Driven by human activities, air pollution and soil degradation are threatening food production systems. Rising ozone in the troposphere can affect several physiological processes in plants and their interaction with symbiotic microorganisms. Plant responses to ozone may depend on both soil fertility and the ontogenetic stage in which they are exposed. In this work, we studied the effects of ozone episodes and soil fertility on soybean plants. We analysed soybean plant responses in the production of aboveground and belowground biomass, structural and functional attributes of rhizobia, and seed production and quality. The experiment was performed with plants grown in two substrates with different fertility (commercial soil, and soil diluted (50%, v/v) with sand). Plants were exposed to acute episodes of ozone during vegetative and reproductive stages.

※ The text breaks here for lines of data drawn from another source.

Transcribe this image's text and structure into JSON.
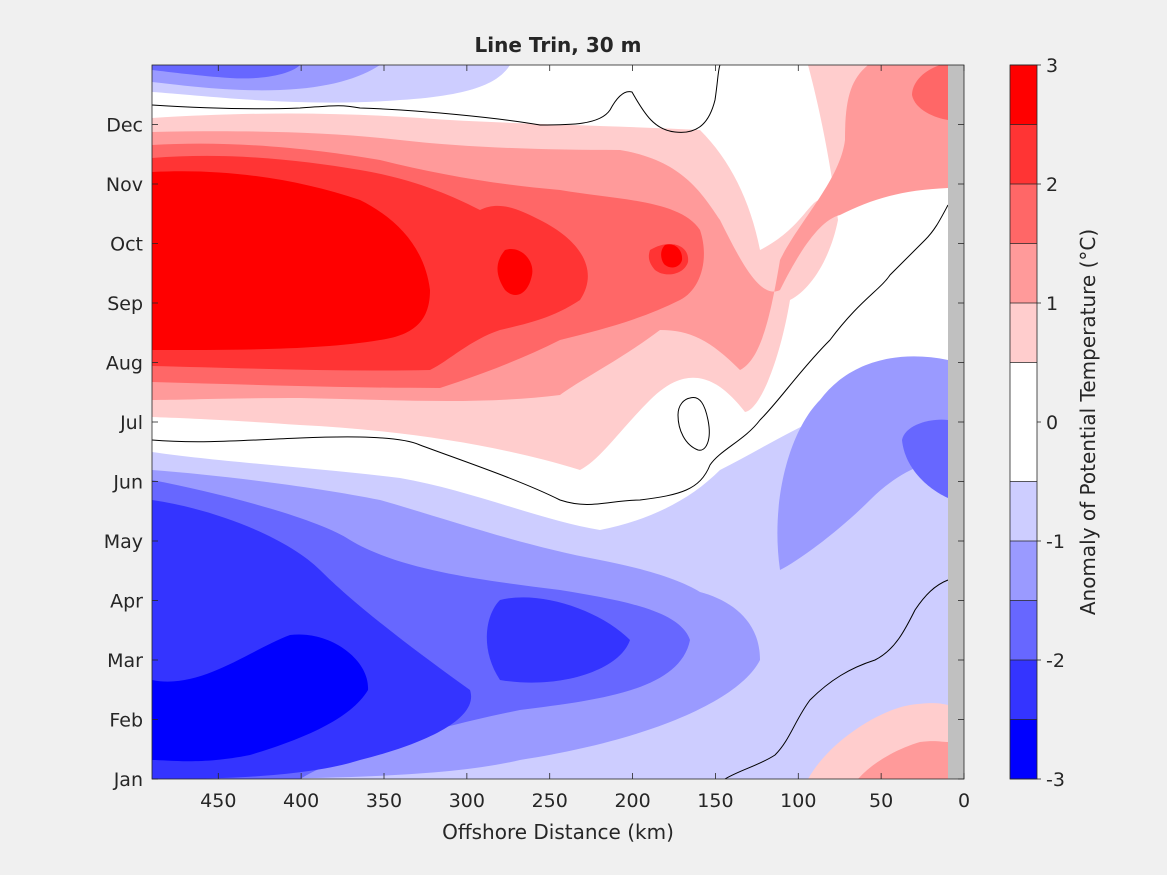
{
  "chart_data": {
    "type": "heatmap",
    "subtype": "filled-contour",
    "title": "Line Trin, 30 m",
    "xlabel": "Offshore Distance (km)",
    "ylabel": "",
    "xlim": [
      490,
      0
    ],
    "x_reversed": true,
    "xticks": [
      450,
      400,
      350,
      300,
      250,
      200,
      150,
      100,
      50,
      0
    ],
    "yticks": [
      "Jan",
      "Feb",
      "Mar",
      "Apr",
      "May",
      "Jun",
      "Jul",
      "Aug",
      "Sep",
      "Oct",
      "Nov",
      "Dec"
    ],
    "colorbar": {
      "label": "Anomaly of Potential Temperature (°C)",
      "range": [
        -3,
        3
      ],
      "ticks": [
        -3,
        -2,
        -1,
        0,
        1,
        2,
        3
      ],
      "levels": [
        -3,
        -2.5,
        -2,
        -1.5,
        -1,
        -0.5,
        0.5,
        1,
        1.5,
        2,
        2.5,
        3
      ],
      "colors": [
        "#0000ff",
        "#3434ff",
        "#6767ff",
        "#9a9aff",
        "#cdcdff",
        "#ffffff",
        "#ffcdcd",
        "#ff9a9a",
        "#ff6767",
        "#ff3434",
        "#ff0000"
      ]
    },
    "no_data_color": "#c0c0c0",
    "zero_contour": true,
    "grid": false
  }
}
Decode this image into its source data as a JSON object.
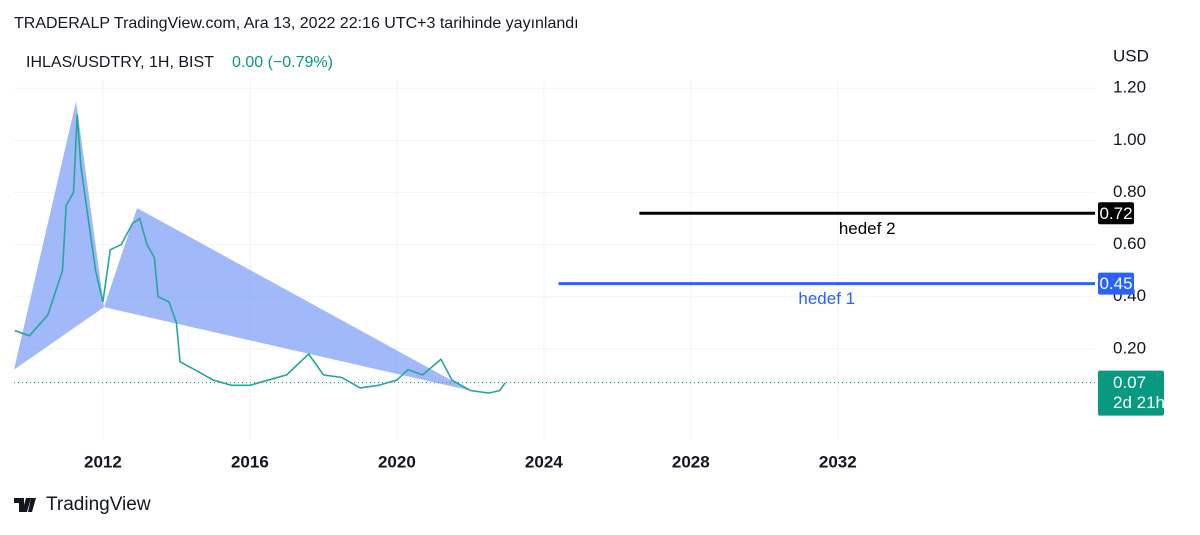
{
  "header": "TRADERALP TradingView.com, Ara 13, 2022 22:16 UTC+3 tarihinde yayınlandı",
  "footer": "TradingView",
  "chart_data": {
    "type": "line",
    "symbol": "IHLAS/USDTRY, 1H, BIST",
    "change": "0.00 (−0.79%)",
    "currency": "USD",
    "xlim": [
      2009.58,
      2039
    ],
    "xticks": [
      2012,
      2016,
      2020,
      2024,
      2028,
      2032
    ],
    "ylim": [
      -0.15,
      1.27
    ],
    "yticks": [
      {
        "value": 0.2,
        "label": "0.20"
      },
      {
        "value": 0.4,
        "label": "0.40"
      },
      {
        "value": 0.6,
        "label": "0.60"
      },
      {
        "value": 0.8,
        "label": "0.80"
      },
      {
        "value": 1.0,
        "label": "1.00"
      },
      {
        "value": 1.2,
        "label": "1.20"
      }
    ],
    "grid": true,
    "series": [
      {
        "name": "IHLAS/USDTRY",
        "color": "#26a69a",
        "x": [
          2009.6,
          2010.0,
          2010.5,
          2010.9,
          2011.0,
          2011.2,
          2011.3,
          2011.4,
          2011.6,
          2011.8,
          2012.0,
          2012.2,
          2012.5,
          2012.8,
          2013.0,
          2013.2,
          2013.4,
          2013.5,
          2013.8,
          2014.0,
          2014.1,
          2014.5,
          2015.0,
          2015.5,
          2016.0,
          2016.5,
          2017.0,
          2017.6,
          2018.0,
          2018.5,
          2019.0,
          2019.5,
          2020.0,
          2020.3,
          2020.7,
          2021.2,
          2021.5,
          2022.0,
          2022.5,
          2022.8,
          2022.95
        ],
        "values": [
          0.27,
          0.25,
          0.33,
          0.5,
          0.75,
          0.8,
          1.1,
          0.9,
          0.7,
          0.5,
          0.38,
          0.58,
          0.6,
          0.68,
          0.7,
          0.6,
          0.55,
          0.4,
          0.38,
          0.3,
          0.15,
          0.12,
          0.08,
          0.06,
          0.06,
          0.08,
          0.1,
          0.18,
          0.1,
          0.09,
          0.05,
          0.06,
          0.08,
          0.12,
          0.1,
          0.16,
          0.08,
          0.04,
          0.03,
          0.04,
          0.07
        ]
      }
    ],
    "pattern": {
      "color": "#6f94f5",
      "points": [
        {
          "x": 2009.58,
          "y": 0.12
        },
        {
          "x": 2011.27,
          "y": 1.15
        },
        {
          "x": 2012.03,
          "y": 0.36
        },
        {
          "x": 2012.93,
          "y": 0.74
        },
        {
          "x": 2021.99,
          "y": 0.04
        }
      ]
    },
    "levels": [
      {
        "name": "hedef 2",
        "value": 0.72,
        "start": 2026.6,
        "color": "#000000"
      },
      {
        "name": "hedef 1",
        "value": 0.45,
        "start": 2024.4,
        "color": "#2962ff"
      }
    ],
    "last_price": 0.07,
    "countdown": "2d 21h",
    "last_color": "#089981"
  }
}
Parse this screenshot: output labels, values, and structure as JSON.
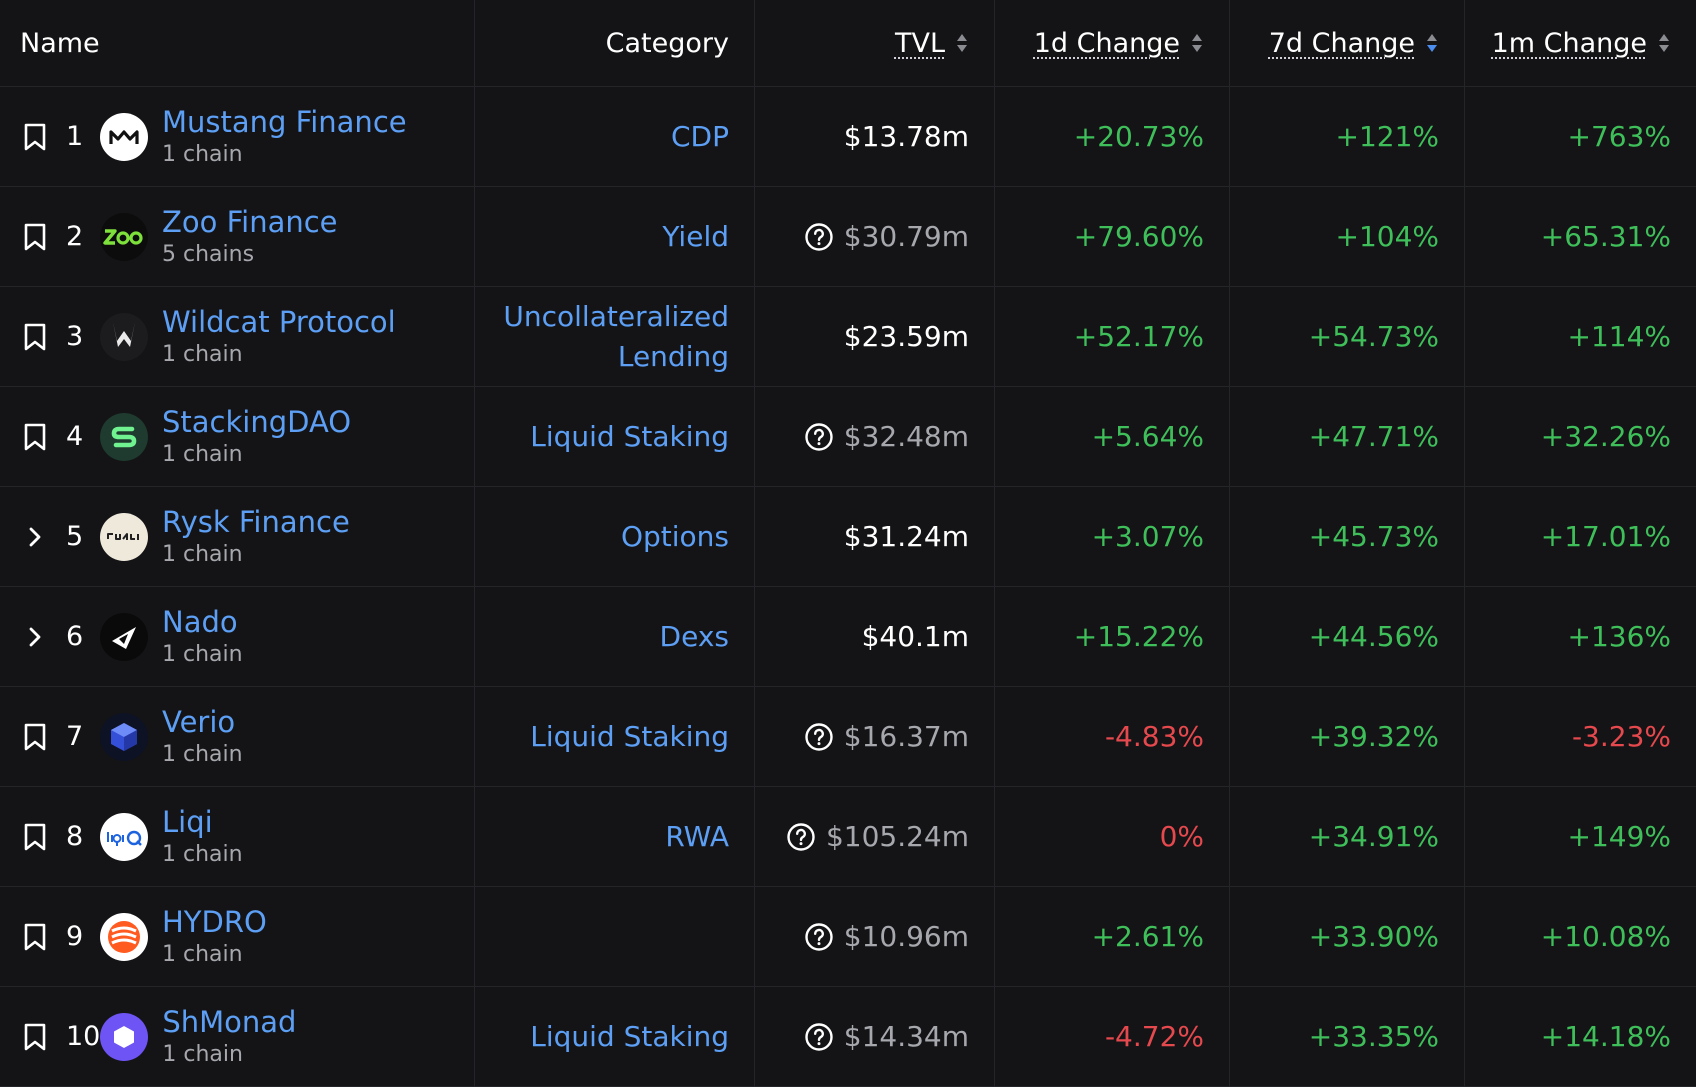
{
  "headers": {
    "name": "Name",
    "category": "Category",
    "tvl": "TVL",
    "change_1d": "1d Change",
    "change_7d": "7d Change",
    "change_1m": "1m Change",
    "active_sort": "7d Change",
    "sort_direction": "descending"
  },
  "colors": {
    "background": "#141416",
    "link": "#5c9ff4",
    "positive": "#3fbf5a",
    "negative": "#e5484d",
    "muted": "#a6a8ad",
    "sort_active": "#4c8df0"
  },
  "rows": [
    {
      "lead": "bookmark-icon",
      "rank": "1",
      "name": "Mustang Finance",
      "chains": "1 chain",
      "category": "CDP",
      "tvl": "$13.78m",
      "tvl_unverified": false,
      "d1": "+20.73%",
      "d7": "+121%",
      "m1": "+763%",
      "logo": "mustang-logo"
    },
    {
      "lead": "bookmark-icon",
      "rank": "2",
      "name": "Zoo Finance",
      "chains": "5 chains",
      "category": "Yield",
      "tvl": "$30.79m",
      "tvl_unverified": true,
      "d1": "+79.60%",
      "d7": "+104%",
      "m1": "+65.31%",
      "logo": "zoo-logo"
    },
    {
      "lead": "bookmark-icon",
      "rank": "3",
      "name": "Wildcat Protocol",
      "chains": "1 chain",
      "category": "Uncollateralized Lending",
      "tvl": "$23.59m",
      "tvl_unverified": false,
      "d1": "+52.17%",
      "d7": "+54.73%",
      "m1": "+114%",
      "logo": "wildcat-logo"
    },
    {
      "lead": "bookmark-icon",
      "rank": "4",
      "name": "StackingDAO",
      "chains": "1 chain",
      "category": "Liquid Staking",
      "tvl": "$32.48m",
      "tvl_unverified": true,
      "d1": "+5.64%",
      "d7": "+47.71%",
      "m1": "+32.26%",
      "logo": "stackingdao-logo"
    },
    {
      "lead": "chevron-right-icon",
      "rank": "5",
      "name": "Rysk Finance",
      "chains": "1 chain",
      "category": "Options",
      "tvl": "$31.24m",
      "tvl_unverified": false,
      "d1": "+3.07%",
      "d7": "+45.73%",
      "m1": "+17.01%",
      "logo": "rysk-logo"
    },
    {
      "lead": "chevron-right-icon",
      "rank": "6",
      "name": "Nado",
      "chains": "1 chain",
      "category": "Dexs",
      "tvl": "$40.1m",
      "tvl_unverified": false,
      "d1": "+15.22%",
      "d7": "+44.56%",
      "m1": "+136%",
      "logo": "nado-logo"
    },
    {
      "lead": "bookmark-icon",
      "rank": "7",
      "name": "Verio",
      "chains": "1 chain",
      "category": "Liquid Staking",
      "tvl": "$16.37m",
      "tvl_unverified": true,
      "d1": "-4.83%",
      "d7": "+39.32%",
      "m1": "-3.23%",
      "logo": "verio-logo"
    },
    {
      "lead": "bookmark-icon",
      "rank": "8",
      "name": "Liqi",
      "chains": "1 chain",
      "category": "RWA",
      "tvl": "$105.24m",
      "tvl_unverified": true,
      "d1": "0%",
      "d7": "+34.91%",
      "m1": "+149%",
      "logo": "liqi-logo"
    },
    {
      "lead": "bookmark-icon",
      "rank": "9",
      "name": "HYDRO",
      "chains": "1 chain",
      "category": "",
      "tvl": "$10.96m",
      "tvl_unverified": true,
      "d1": "+2.61%",
      "d7": "+33.90%",
      "m1": "+10.08%",
      "logo": "hydro-logo"
    },
    {
      "lead": "bookmark-icon",
      "rank": "10",
      "name": "ShMonad",
      "chains": "1 chain",
      "category": "Liquid Staking",
      "tvl": "$14.34m",
      "tvl_unverified": true,
      "d1": "-4.72%",
      "d7": "+33.35%",
      "m1": "+14.18%",
      "logo": "shmonad-logo"
    }
  ]
}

We observed that ozone significantly reduced belowground biomass (≈25%), nodule biomass (≈30%), and biological nitrogen fixation (≈21%). Plants exposed to ozone during reproductive stage growing in soil with reduced fertility had lower seed production (≈10% lower) and seed protein (≈12% lower). These responses on yield and quality can be explained by the observed changes in belowground biomass and nitrogen fixation. The negative impact of ozone on the symbiotic interaction with rhizobia, seed production and quality in soybean plants were greater in soils with reduced fertility. Our results indicate that food security could be at risk in the future if trends in ozone concentration and soil degradation processes continue to increase.

在人类活动的推动下，空气污染和土壤退化正在威胁粮食生产系统。对流层中臭氧的上升会影响植物的多种生理过程及其与共生微生物的相互作用。植物对臭氧的反应可能取决于土壤肥力和它们所暴露的个体发育阶段。在这项工作中，我们研究了臭氧事件和土壤肥力对大豆植物的影响。我们分析了大豆植物在地上和地下生物量生产、根瘤菌的结构和功能属性以及种子产量和质量方面的反应。该实验是在两种具有不同肥力的基质（商业土壤和用沙子稀释的土壤（50%，v/v））中生长的植物进行的。植物在营养和繁殖阶段暴露于臭氧的急性发作中。我们观察到臭氧显着减少了地下生物量（约25％）、结核生物量（约30％）和生物固氮（约21％）。在繁殖阶段暴露于臭氧的植物在肥力降低的土壤中生长时，其种子产量（大约降低 10%）和种子蛋白质（大约降低 12%）较低。这些对产量和质量的反应可以通过观察到的地下生物量和固氮的变化来解释。在肥力降低的土壤中，臭氧对大豆植株与根瘤菌的共生相互作用、种子产量和质量的负面影响更大。我们的研究结果表明，如果臭氧浓度和土壤退化过程的趋势继续加剧，未来粮食安全可能面临风险。